A reading program designed specifically for students who are deaf or hard of hearing, the program provides literacy tools to guide students in making connections between ASL and English. The components of the program include adapted Dolch words, the bridging process and reading comprehension, phonemic awareness, literature-based instruction, and ASL and spontaneous written English.

The Fifteen Principles were developed at the Clerc Center to share effective practices for how to read aloud to deaf and hard of hearing children, based on research on how Deaf parents read to their Deaf children. These principles were developed to give parents and teachers skills and strategies for reading aloud in ASL. The resource is provided in print and ASL.

These books can be used with students who are reading significantly below grade level. The subject matter for Hi-Lo books is geared toward high school students’ interests while making them accessible to students reading at beginning levels.
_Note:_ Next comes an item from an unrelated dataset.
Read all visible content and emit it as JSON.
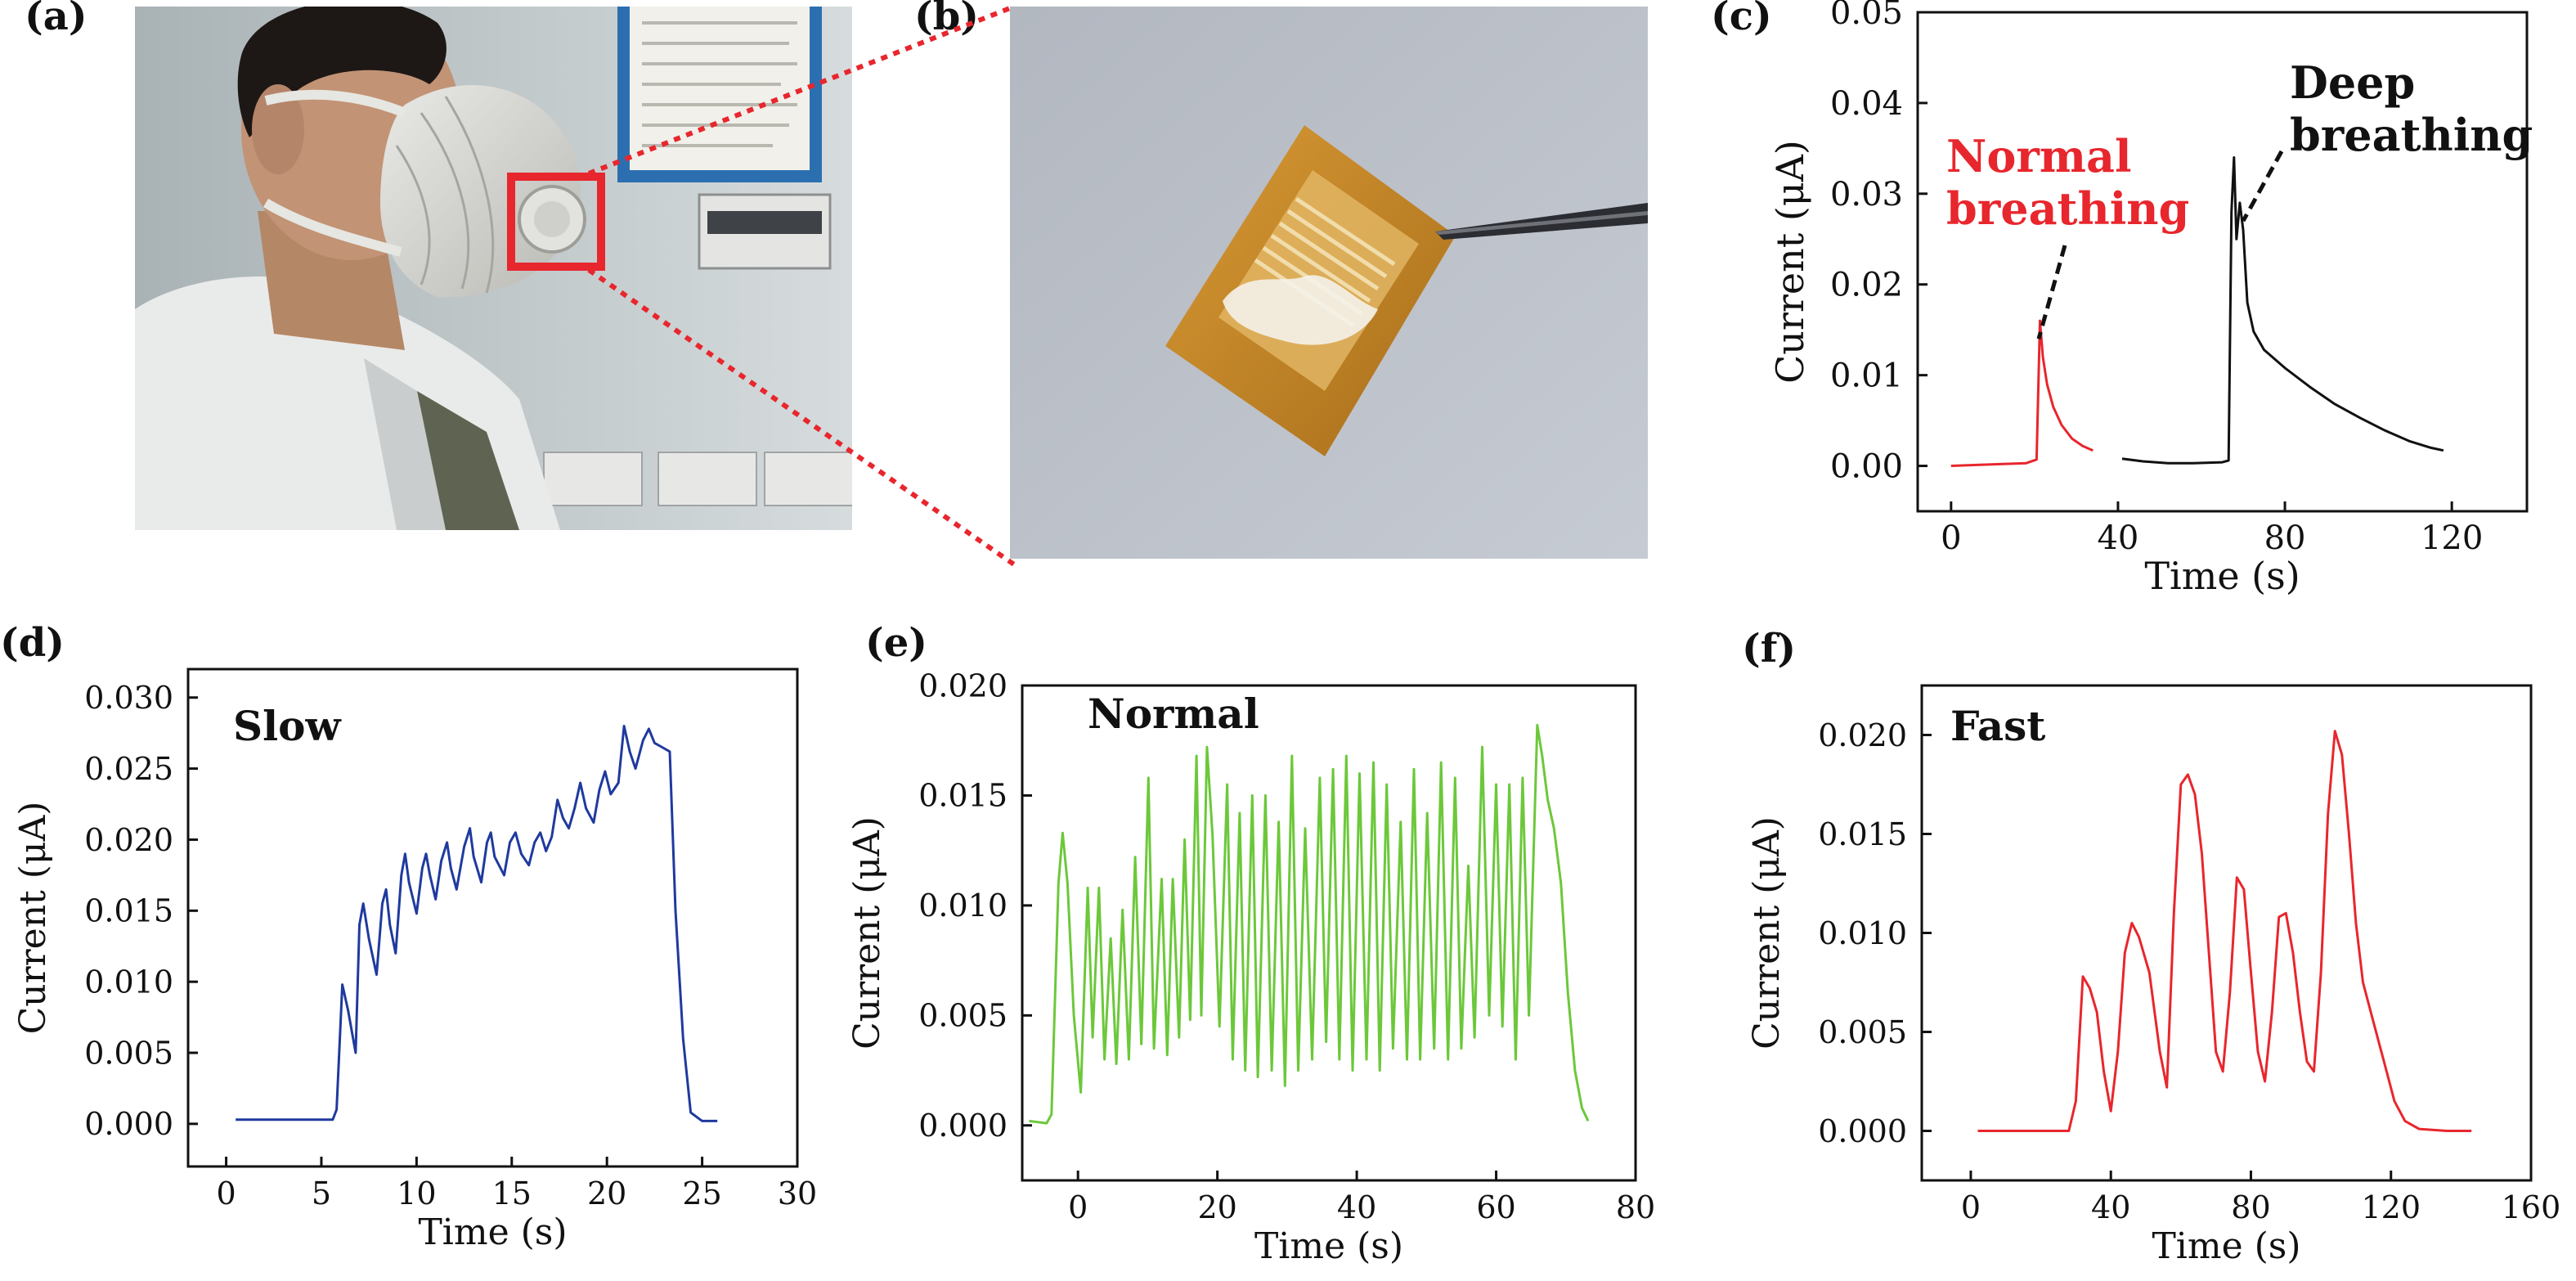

A resource for locating Hi-Lo books can be found at Saddleback Educational Publishing.

These nine evidence-based practices in reading and writing were identified at the Clerc Center as being integral to creating a comprehensive approach to literacy learning. Provided is on-line information about these practices and associated links on this topic.

This web-based program has thousands of downloadable books that range from emerging reading levels to fifth grade. It includes printable/projectable books in addition to lesson plans, instructional materials, and evaluation tools. Reading A-Z has multilevel books that provide three different reading levels of the same book title. With this program, students can choose books based on their interests and reading levels.

The Shared Reading Project (SRP) is a Clerc Center program for parents and caregivers to teach families how to read to their young children in ASL. SRP matches participating families with Deaf tutors. The Shared Reading Project: Keys to Success Training is a three-day program for individuals who are considering setting up a SRP site. 

This is a tool that can be used with students to develop telling, retelling, writing, and comprehending stories by learning the structure of a story. StoryGrammar Marker uses visually appealing icons to represent elements in a story in the form of a concrete bookmark or graphic organizer.

This program helps students comprehend and write nonfiction/informational material, as well as narratives. ThemeMaker focuses on expository text structures such as description, listing, sequencing, cause and effect, problem and solution, compare and contrast, and persuasion.